Womenswear is the core business
Menswear has experienced fast growth rates in recent years due to the introduction of semi-annual collections and has increased its share of the total French clothing market (from 31% in 2002 up to 35% in 2004).
Menswear is a new business with high growth so absolute need to be active
Baby and childrenswear are expected to remain broadly stable, with upside coming from increased spend per child and the emerging trend of higher-priced designer baby and childrenswear.
Children wear is a good market with higher consumer spending
Between 2001 and 2003, out-of-town banners saw their market share decline from 11.9% in 2000 to 10.9% in 2003. This reflected the impact of hard discount retailing and the growth of city-centre banners. Since 2003, however, OOT specialised chains have regained share and have returned to 11.7% market share, growing by 3.9% in 2004 and 4.7% in 2005, to €3.1 billion. This dynamism has been driven by new store openings and volume increases supported by increased price-competitiveness.
Potential decline of OOT/inconsistent growth rate: risk.
Specialist out-of-town (OOT) distribution has seen the strongest growth in share (2.3% growth per annum over 2003-05 and 3.2% over 1998-2003) and continues to gain market share on the food retailers and the lower-end city-centre players due to a broad product range and low prices.
Footwear: OOT has a strong growth in share; OOT is where Baneasa is the best with 45% market share (with Osier Chaussures, Velo and Blue Shoes) while the closest competitor has only 10%.
The Spanish footwear market is more dynamic than the French one (3.9% p.a growth since 2000) but experiences the same volume and price trends with volumes up 6.5% p.a while prices decreased by 2.6% p.a largely driven by growing Asian imports. The market is still dominated by independent city centre stores (40% market share vs 15% in France) and OOT footwear is gaining share (8.4% p.a between 1998 and 2003).
Spanish market: active market at the time of the investment (quid now?) but city centres have more market shares than OOT (risk: Baneasa is better in OOT).

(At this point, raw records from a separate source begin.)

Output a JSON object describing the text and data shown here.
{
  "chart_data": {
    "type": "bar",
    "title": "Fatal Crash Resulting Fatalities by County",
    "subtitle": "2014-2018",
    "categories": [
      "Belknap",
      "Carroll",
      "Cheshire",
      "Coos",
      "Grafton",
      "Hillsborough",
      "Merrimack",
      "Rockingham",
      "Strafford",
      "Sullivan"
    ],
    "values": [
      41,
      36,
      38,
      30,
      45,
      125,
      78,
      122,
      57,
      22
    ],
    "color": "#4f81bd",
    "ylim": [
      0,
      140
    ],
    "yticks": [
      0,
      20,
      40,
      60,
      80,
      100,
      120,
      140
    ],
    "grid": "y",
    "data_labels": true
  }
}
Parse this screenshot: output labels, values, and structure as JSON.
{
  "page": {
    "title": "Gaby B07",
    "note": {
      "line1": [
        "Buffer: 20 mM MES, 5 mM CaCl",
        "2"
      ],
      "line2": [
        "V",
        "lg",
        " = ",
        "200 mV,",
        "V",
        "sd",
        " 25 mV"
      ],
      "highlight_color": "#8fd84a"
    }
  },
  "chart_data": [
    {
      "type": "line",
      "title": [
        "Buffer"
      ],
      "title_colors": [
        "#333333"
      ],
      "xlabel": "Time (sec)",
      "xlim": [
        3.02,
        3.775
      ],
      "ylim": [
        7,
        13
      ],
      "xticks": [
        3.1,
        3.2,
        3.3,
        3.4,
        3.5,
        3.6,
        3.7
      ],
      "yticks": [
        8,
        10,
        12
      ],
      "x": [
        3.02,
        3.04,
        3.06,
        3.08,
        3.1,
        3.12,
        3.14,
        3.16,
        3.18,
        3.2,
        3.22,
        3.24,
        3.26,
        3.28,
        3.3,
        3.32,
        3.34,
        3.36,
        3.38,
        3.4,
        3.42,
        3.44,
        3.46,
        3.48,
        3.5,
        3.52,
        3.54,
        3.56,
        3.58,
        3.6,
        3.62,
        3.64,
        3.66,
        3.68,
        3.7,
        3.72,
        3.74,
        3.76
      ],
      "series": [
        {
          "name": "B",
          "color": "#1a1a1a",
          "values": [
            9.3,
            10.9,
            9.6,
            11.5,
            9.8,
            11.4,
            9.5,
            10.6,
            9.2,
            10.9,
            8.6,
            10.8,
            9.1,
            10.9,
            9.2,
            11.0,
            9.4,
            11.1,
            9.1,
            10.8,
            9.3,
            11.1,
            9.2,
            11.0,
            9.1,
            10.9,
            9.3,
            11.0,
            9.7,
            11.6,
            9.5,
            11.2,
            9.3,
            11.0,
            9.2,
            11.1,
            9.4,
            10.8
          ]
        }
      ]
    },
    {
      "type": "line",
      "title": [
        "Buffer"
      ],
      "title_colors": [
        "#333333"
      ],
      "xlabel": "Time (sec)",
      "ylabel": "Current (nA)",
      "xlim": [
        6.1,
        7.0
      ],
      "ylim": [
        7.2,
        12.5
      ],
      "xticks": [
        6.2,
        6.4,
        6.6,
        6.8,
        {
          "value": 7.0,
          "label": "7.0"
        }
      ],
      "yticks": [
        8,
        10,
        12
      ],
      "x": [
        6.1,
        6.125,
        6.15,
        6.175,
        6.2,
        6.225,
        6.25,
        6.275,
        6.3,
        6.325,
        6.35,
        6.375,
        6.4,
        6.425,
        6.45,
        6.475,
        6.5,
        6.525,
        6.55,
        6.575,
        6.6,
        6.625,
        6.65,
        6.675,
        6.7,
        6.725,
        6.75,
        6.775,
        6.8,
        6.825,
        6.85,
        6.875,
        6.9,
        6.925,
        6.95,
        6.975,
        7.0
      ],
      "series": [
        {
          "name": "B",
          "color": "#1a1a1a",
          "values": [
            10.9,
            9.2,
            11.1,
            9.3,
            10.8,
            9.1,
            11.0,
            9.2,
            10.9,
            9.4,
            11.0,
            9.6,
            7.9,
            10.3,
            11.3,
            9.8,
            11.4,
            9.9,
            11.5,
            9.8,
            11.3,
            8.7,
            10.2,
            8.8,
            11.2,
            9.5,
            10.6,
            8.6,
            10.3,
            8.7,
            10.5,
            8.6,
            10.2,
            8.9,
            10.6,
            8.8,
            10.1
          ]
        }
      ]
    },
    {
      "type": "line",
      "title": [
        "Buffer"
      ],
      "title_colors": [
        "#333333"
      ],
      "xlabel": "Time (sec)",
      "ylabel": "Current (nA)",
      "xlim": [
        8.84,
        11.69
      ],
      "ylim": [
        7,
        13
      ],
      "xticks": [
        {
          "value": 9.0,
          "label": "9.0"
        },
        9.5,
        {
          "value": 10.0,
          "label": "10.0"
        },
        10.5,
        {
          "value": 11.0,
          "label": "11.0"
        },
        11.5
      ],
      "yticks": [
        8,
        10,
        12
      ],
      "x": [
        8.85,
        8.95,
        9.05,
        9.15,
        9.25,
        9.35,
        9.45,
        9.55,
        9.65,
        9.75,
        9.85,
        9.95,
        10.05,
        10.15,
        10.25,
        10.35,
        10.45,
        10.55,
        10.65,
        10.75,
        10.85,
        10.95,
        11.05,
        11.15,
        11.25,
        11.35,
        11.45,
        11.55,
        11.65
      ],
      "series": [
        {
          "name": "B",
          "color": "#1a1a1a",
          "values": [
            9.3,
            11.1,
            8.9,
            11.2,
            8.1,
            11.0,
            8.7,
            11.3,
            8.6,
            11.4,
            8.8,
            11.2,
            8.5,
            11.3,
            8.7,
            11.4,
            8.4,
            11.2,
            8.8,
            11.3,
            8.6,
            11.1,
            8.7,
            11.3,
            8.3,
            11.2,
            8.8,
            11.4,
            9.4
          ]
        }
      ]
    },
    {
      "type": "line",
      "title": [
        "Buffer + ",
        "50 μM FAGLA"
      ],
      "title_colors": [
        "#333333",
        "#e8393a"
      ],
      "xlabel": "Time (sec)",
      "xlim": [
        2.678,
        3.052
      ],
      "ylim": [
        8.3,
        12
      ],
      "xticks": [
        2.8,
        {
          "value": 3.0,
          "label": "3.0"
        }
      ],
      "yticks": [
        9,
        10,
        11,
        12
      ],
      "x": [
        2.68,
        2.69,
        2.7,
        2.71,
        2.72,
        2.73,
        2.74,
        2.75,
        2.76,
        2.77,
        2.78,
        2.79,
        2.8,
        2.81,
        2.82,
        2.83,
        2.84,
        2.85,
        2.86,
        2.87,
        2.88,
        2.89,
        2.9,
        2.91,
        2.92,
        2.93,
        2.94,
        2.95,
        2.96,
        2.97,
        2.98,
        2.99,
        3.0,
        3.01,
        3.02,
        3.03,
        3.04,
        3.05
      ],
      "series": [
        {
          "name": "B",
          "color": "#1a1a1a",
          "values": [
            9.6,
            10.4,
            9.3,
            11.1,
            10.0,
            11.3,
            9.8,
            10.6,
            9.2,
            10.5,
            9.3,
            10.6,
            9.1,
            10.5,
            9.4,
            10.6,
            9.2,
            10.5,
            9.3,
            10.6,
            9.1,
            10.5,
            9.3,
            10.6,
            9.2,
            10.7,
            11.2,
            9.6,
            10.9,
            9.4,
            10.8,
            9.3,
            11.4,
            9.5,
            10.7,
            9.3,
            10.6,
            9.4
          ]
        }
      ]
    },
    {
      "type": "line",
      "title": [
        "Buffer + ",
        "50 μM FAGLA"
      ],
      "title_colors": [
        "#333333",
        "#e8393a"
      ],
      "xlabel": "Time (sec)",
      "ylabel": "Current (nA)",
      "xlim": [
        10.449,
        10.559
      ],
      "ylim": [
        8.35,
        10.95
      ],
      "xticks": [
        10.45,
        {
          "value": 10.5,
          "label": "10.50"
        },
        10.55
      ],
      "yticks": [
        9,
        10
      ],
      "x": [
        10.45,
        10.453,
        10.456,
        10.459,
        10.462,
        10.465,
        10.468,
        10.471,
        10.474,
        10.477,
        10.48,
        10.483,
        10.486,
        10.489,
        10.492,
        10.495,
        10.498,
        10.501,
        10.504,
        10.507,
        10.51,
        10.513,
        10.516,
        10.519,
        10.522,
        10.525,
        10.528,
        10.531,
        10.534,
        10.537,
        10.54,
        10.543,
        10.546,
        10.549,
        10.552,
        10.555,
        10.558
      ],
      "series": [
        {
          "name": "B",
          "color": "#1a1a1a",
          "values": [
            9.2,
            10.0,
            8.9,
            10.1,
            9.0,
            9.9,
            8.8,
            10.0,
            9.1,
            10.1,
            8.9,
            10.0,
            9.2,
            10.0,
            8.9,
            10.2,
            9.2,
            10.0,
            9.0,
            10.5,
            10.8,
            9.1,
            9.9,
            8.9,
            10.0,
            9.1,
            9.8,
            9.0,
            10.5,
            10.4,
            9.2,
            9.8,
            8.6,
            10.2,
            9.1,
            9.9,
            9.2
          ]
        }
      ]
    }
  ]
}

Suburban stores are typically large format value stores and account for the great majority of sales and profits, whilst city centre stores are more fashionable premium stores.
OOT stores need high volume sales to be profitable // city centres are more fashionable products so potentially higher margins although probably higher costs (including marketing costs)
Over 2003-06, gross margin has grown at a 9.5% CAGR and EBITDA at 16.4% CAGR while sales CAGR was 5.8%, of which like-for-like sales growth of 3.7%.
Indicates that Baneasa has grown organically and by acquisitions but acquisitions are the main growth factor.